There were two highlights for me in WOMEN IN MUSIC, billed as “a musical conversation between the United States and Spain” by way of Shakespeare and Cervantes inspired works composed and performed by women, one of solo piano, the other a suite of vocals.
The first was Consuelo Díez’s Ser y tiempo (2011), a piano solo played with astonishing insight by Isabel Pérez Dobarro. It’s a piece that requires insight, conceptually based on Heidegger’s Being and Time, the Cervantes reference a musical quotation from the writer’s time in Italy. Pérez goes between animation and repose; there are gestural notes (a triumphantly clenched fist, a commanding wave of the hand) between the musical ones; silence, in Díez’s composition, is clustered with sound. There’s a relationship between presence and being that Pérez lived in her performance, in sound and its absence, stillness and forward motion.
Alexa Babakhanian’s Las damas de Don Quijote (2005-2011) directly followed Ser y tiempo, displacing the metaphysics of being with embodied characters from Cervantes’ masterpiece; or perhaps it was not so much a displacement, given the “thrownness” that is so much a part of Cervantes and Shakespeare’s life-as-a-dream universes. Two singers alternated among eight female roles, changing identities with the switch of a costume element or the picking up of a prop. Nan-Maro Babakhanian and Anna Tonna gave each tale a distinct tone and character, with touches of flamenco and other Spanish forms grounding the songs in place and tradition.
It is perhaps telling that I found the Spanish of Babakhanian’s song cycle more comprehensible than the English of the Shakespeare texts set to music earlier on the program, Marga Richter’s Two Sonnets (2007) and Mary Ann Joyce’s The Raven Himself is Hoarse (2016), drawn from Lady Macbeth’s exhortation of the murder of Duncan. Although beautifully executed by Tonna and Pérez, both compositions seem to me to override the verse, art song vessels not ideally sculpted to language and situation. The songs were lovely to listen to, but didn’t fully unite word and sound, action and phrase.
In general, the paralleling of Cervantes and Shakespeare could have been stronger, given the preternatural affinity between the two: the Siglo de Oro and the Elizabethan Age are first cousins in theme, style, and sensibility. But there was a consistent tone and attitude to the event, evocative of the ages it represented. Pamela Sklar’s intricately lyrical The Chains of Love (2016), set to Cervantes’ poem Las cadenas de amor, brought on flutes (Laura Falzon and Sklar) to accompany Tonna and Pérez and open the superb second half. Diana Pérez Custodio‘s Ostinato Rap 02 (2010) lent Shakespeare a contemporary edge. Mercedes Zavala’s arresting Sansueña, exilio for piano (2016) evokes a mythical country referenced in the Quijote. Pérez captured the sense of musical and geographic exile embedded in its dramatic contrasts. It, along with the cultural and musical variances of Citara (2016), a piano solo by Rosa María Rodríguez Fernández, allowed her to scout out the bold territory to which she would return with Ser y tiempo.
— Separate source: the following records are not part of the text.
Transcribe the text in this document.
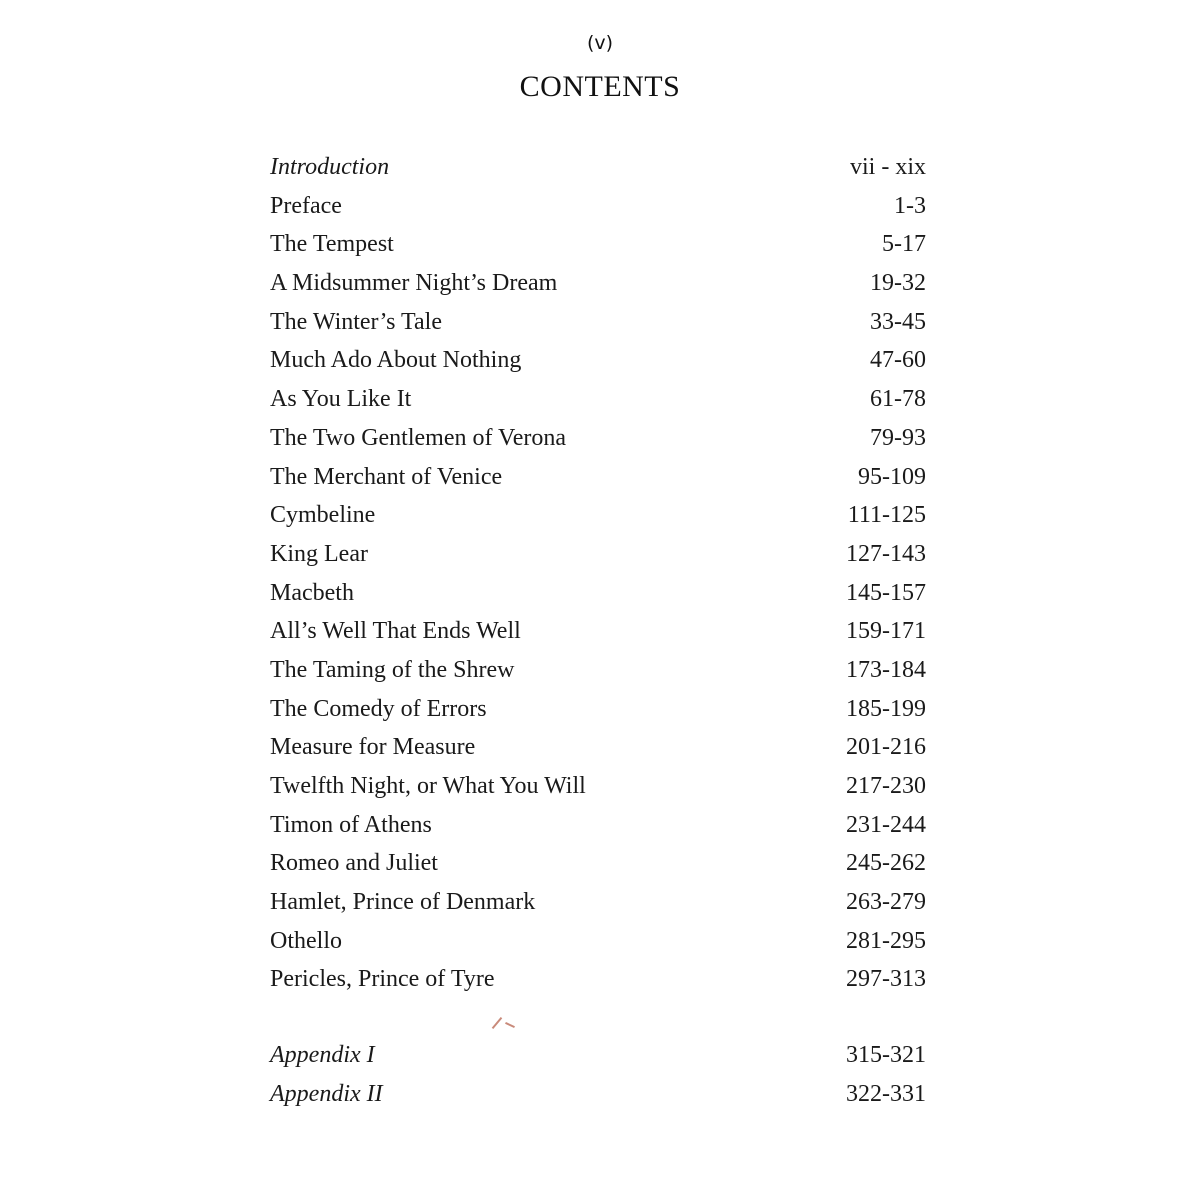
(v)
CONTENTS
Introduction	vii - xix
Preface	1-3
The Tempest	5-17
A Midsummer Night’s Dream	19-32
The Winter’s Tale	33-45
Much Ado About Nothing	47-60
As You Like It	61-78
The Two Gentlemen of Verona	79-93
The Merchant of Venice	95-109
Cymbeline	111-125
King Lear	127-143
Macbeth	145-157
All’s Well That Ends Well	159-171
The Taming of the Shrew	173-184
The Comedy of Errors	185-199
Measure for Measure	201-216
Twelfth Night, or What You Will	217-230
Timon of Athens	231-244
Romeo and Juliet	245-262
Hamlet, Prince of Denmark	263-279
Othello	281-295
Pericles, Prince of Tyre	297-313
Appendix I	315-321
Appendix II	322-331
The program at Bruno Walter Auditorium began with two pieces from high school students in the New York Philharmonic’s Very Young Composers project, Sunflower, by Madeline Schmidt, and Beauty and Magic, by Cassandra Stevens, each for piano and flute. They well deserved the accomplished playing of Pérez, Sklar, and Falzon, and had bit of a Renaissance sound that anticipated what came after.
WOMEN IN MUSIC was presented on Wednesday, January 24, at Bruno Walter Auditorium by Murray Hill Institute, which promotes effective and ethical leadership among women.